Durante coletiva de imprensa antes da reunião do Codam, o governador Roberto Cidade (União) se colocou à disposição para conversar com o prefeito de Manaus, Renato Junior (Avante), para tratar da ampliação dos espaços disponíveis para a indústria, haja vista a falta de disponibilidade nos bairros Distrito Industrial I e Distrito Industrial II.
Questionado sobre a possibilidade de usar parte da área do Aeroporto Internacional Eduardo Gomes, que já foi citada pelo superintendente da Suframa, Leopoldo Montenegro, Cidade afirmou que a questão dos aeroportos exigia mais responsabilidade.
“Se tiver viabilidade e se for algo seguro e tiver laudos de órgãos competentes, eu dou total apoio, porque nós precisamos ampliar. A cidade de Manaus é a maior cidade do Norte do país, representa 52% da população do nosso estado. Precisamos trazer mais investimentos para cá e ampliá-la”, afirmou.

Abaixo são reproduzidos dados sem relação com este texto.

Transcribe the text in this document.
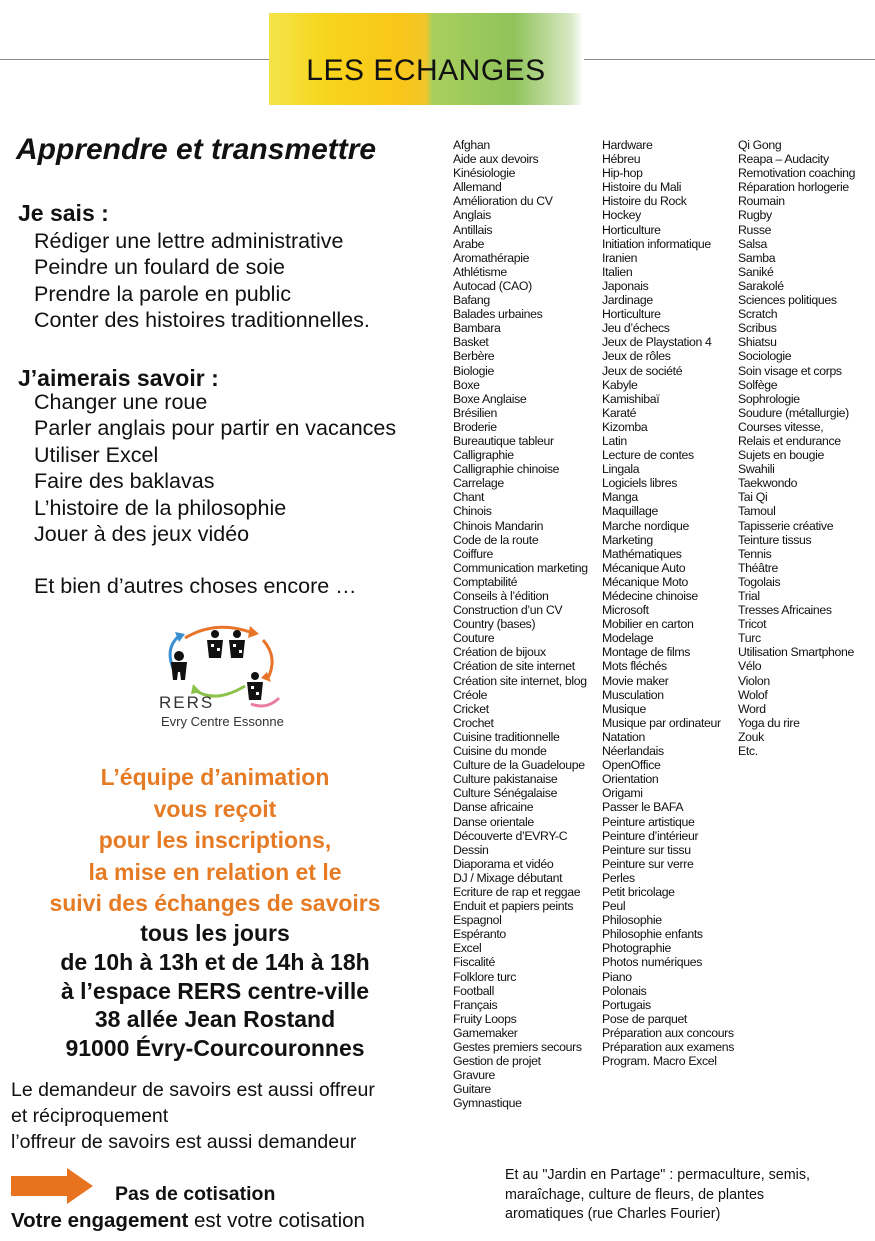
LES ECHANGES
Apprendre et transmettre
Je sais :
Rédiger une lettre administrative
Peindre un foulard de soie
Prendre la parole en public
Conter des histoires traditionnelles.
J’aimerais savoir :
Changer une roue
Parler anglais pour partir en vacances
Utiliser Excel
Faire des baklavas
L’histoire de la philosophie
Jouer à des jeux vidéo
Et bien d’autres choses encore …
RERS
Evry Centre Essonne
L’équipe d’animation
vous reçoit
pour les inscriptions,
la mise en relation et le
suivi des échanges de savoirs
tous les jours
de 10h à 13h et de 14h à 18h
à l’espace RERS centre-ville
38 allée Jean Rostand
91000 Évry-Courcouronnes
Le demandeur de savoirs est aussi offreur
et réciproquement
l’offreur de savoirs est aussi demandeur
Pas de cotisation
Votre engagement est votre cotisation
Afghan
Aide aux devoirs
Kinésiologie
Allemand
Amélioration du CV
Anglais
Antillais
Arabe
Aromathérapie
Athlétisme
Autocad (CAO)
Bafang
Balades urbaines
Bambara
Basket
Berbère
Biologie
Boxe
Boxe Anglaise
Brésilien
Broderie
Bureautique tableur
Calligraphie
Calligraphie chinoise
Carrelage
Chant
Chinois
Chinois Mandarin
Code de la route
Coiffure
Communication marketing
Comptabilité
Conseils à l’édition
Construction d’un CV
Country (bases)
Couture
Création de bijoux
Création de site internet
Création site internet, blog
Créole
Cricket
Crochet
Cuisine traditionnelle
Cuisine du monde
Culture de la Guadeloupe
Culture pakistanaise
Culture Sénégalaise
Danse africaine
Danse orientale
Découverte d’EVRY-C
Dessin
Diaporama et vidéo
DJ / Mixage débutant
Ecriture de rap et reggae
Enduit et papiers peints
Espagnol
Espéranto
Excel
Fiscalité
Folklore turc
Football
Français
Fruity Loops
Gamemaker
Gestes premiers secours
Gestion de projet
Gravure
Guitare
Gymnastique
Hardware
Hébreu
Hip-hop
Histoire du Mali
Histoire du Rock
Hockey
Horticulture
Initiation informatique
Iranien
Italien
Japonais
Jardinage
Horticulture
Jeu d’échecs
Jeux de Playstation 4
Jeux de rôles
Jeux de société
Kabyle
Kamishibaï
Karaté
Kizomba
Latin
Lecture de contes
Lingala
Logiciels libres
Manga
Maquillage
Marche nordique
Marketing
Mathématiques
Mécanique Auto
Mécanique Moto
Médecine chinoise
Microsoft
Mobilier en carton
Modelage
Montage de films
Mots fléchés
Movie maker
Musculation
Musique
Musique par ordinateur
Natation
Néerlandais
OpenOffice
Orientation
Origami
Passer le BAFA
Peinture artistique
Peinture d’intérieur
Peinture sur tissu
Peinture sur verre
Perles
Petit bricolage
Peul
Philosophie
Philosophie enfants
Photographie
Photos numériques
Piano
Polonais
Portugais
Pose de parquet
Préparation aux concours
Préparation aux examens
Program. Macro Excel
Qi Gong
Reapa – Audacity
Remotivation coaching
Réparation horlogerie
Roumain
Rugby
Russe
Salsa
Samba
Saniké
Sarakolé
Sciences politiques
Scratch
Scribus
Shiatsu
Sociologie
Soin visage et corps
Solfège
Sophrologie
Soudure (métallurgie)
Courses vitesse,
Relais et endurance
Sujets en bougie
Swahili
Taekwondo
Tai Qi
Tamoul
Tapisserie créative
Teinture tissus
Tennis
Théâtre
Togolais
Trial
Tresses Africaines
Tricot
Turc
Utilisation Smartphone
Vélo
Violon
Wolof
Word
Yoga du rire
Zouk
Etc.
Et au "Jardin en Partage" : permaculture, semis,
maraîchage, culture de fleurs, de plantes
aromatiques (rue Charles Fourier)
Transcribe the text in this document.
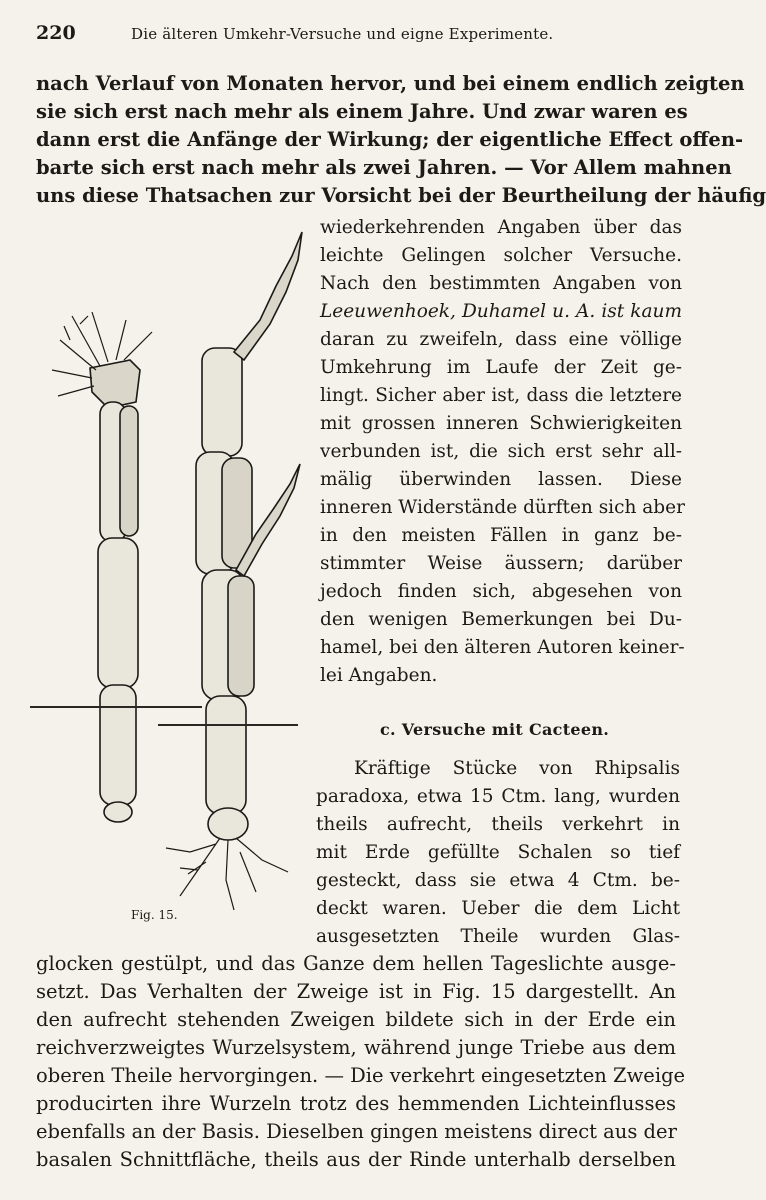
220	Die älteren Umkehr-Versuche und eigne Experimente.
nach Verlauf von Monaten hervor, und bei einem endlich zeigten
sie sich erst nach mehr als einem Jahre. Und zwar waren es
dann erst die Anfänge der Wirkung; der eigentliche Effect offen-
barte sich erst nach mehr als zwei Jahren. — Vor Allem mahnen
uns diese Thatsachen zur Vorsicht bei der Beurtheilung der häufig
wiederkehrenden Angaben über das
leichte Gelingen solcher Versuche.
Nach den bestimmten Angaben von
Leeuwenhoek, Duhamel u. A. ist kaum
daran zu zweifeln, dass eine völlige
Umkehrung im Laufe der Zeit ge-
lingt. Sicher aber ist, dass die letztere
mit grossen inneren Schwierigkeiten
verbunden ist, die sich erst sehr all-
mälig überwinden lassen. Diese
inneren Widerstände dürften sich aber
in den meisten Fällen in ganz be-
stimmter Weise äussern; darüber
jedoch finden sich, abgesehen von
den wenigen Bemerkungen bei Du-
hamel, bei den älteren Autoren keiner-
lei Angaben.
c. Versuche mit Cacteen.
Kräftige Stücke von Rhipsalis
paradoxa, etwa 15 Ctm. lang, wurden
theils aufrecht, theils verkehrt in
mit Erde gefüllte Schalen so tief
gesteckt, dass sie etwa 4 Ctm. be-
deckt waren. Ueber die dem Licht
ausgesetzten Theile wurden Glas-
glocken gestülpt, und das Ganze dem hellen Tageslichte ausge-
setzt. Das Verhalten der Zweige ist in Fig. 15 dargestellt. An
den aufrecht stehenden Zweigen bildete sich in der Erde ein
reichverzweigtes Wurzelsystem, während junge Triebe aus dem
oberen Theile hervorgingen. — Die verkehrt eingesetzten Zweige
producirten ihre Wurzeln trotz des hemmenden Lichteinflusses
ebenfalls an der Basis. Dieselben gingen meistens direct aus der
basalen Schnittfläche, theils aus der Rinde unterhalb derselben
Fig. 15.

Durante a reunião desta quinta, os conselheiros do Codam aprovaram uma pauta com R$ 2,68 bilhões em investimentos totais, a maior de todas até o momento, com previsão de gerar 4,8 mil empregos diretos e indiretos nos próximos três anos. Dentre os projetos estão 35 para implantação de novas fábricas no Polo Industrial de Manaus (PIM), além de 28 de diversificação e 14 de atualização.
Durante a cerimônia, o secretário Gustavo Igrejas apresentou um balanço mostrando que o PIM já faturou mais de 11 bilhões de dólares entre janeiro e março deste ano, número 12,61% acima do mesmo período do ano passado, quando faturou pouco mais de 9,8 bilhões de dólares. Os investimentos feitos no modelo até agora chegaram a 10,6 bilhões de dólares, o maior da série histórica.
Ainda no evento, foi realizada a entrega de uma licença de instalação emitida pelo Instituto de Proteção Ambiental do Amazonas (Ipaam) à empresa Eneva, que autoriza a implantação de um cluster e perfuração de três poços exploratórios de gás natural em um bloco localizado no município de Silves, onde a empresa também opera o Campo do Azulão. O documento foi entregue pelo governador Roberto Cidade, pelo vice-governador Serafim Corrêa (PSB) e pelo diretor-presidente do Ipaam, Gustavo Picanço, ao diretor de operações da Eneva, Alcio Adler.
Acerca da questão da seca, que deverá ser marcada pelo El Niño, o vice-governador Serafim Corrêa destacou que mantém contato com os portos privados Chibatão e SuperTerminais, os quais já se comprometeram a deslocar novamente a estrutura dos píeres provisórios para Itacoatiara caso seja necessário, como ocorreu na seca histórica de 2024.
“Esta notícia é dada como forma de tranquilizar a tudo e a todos. Ao contrário de 2023, quando não tínhamos alternativa, em 2024 tivemos e devo registrar que essa sugestão foi dada pelo Jhony Fidelis”, disse, apontado para o diretor executivo geral do Grupo Chibatão.
A fala de Serafim Corrêa ocorre um dia após a Defesa Civil do Amazonas divulgar um alerta prevendo a acentuação da seca em virtude do fenômeno meteorológico, que tem 80% de se estabelecer no segundo semestre de 2026, com possibilidade de permanecer até 2027. O governo estadual deverá reunir prefeitos e secretários dos municípios mais vulneráveis para discutir medidas prevenção. O estado se encontra hoje em estado de emergência climática e ambiental.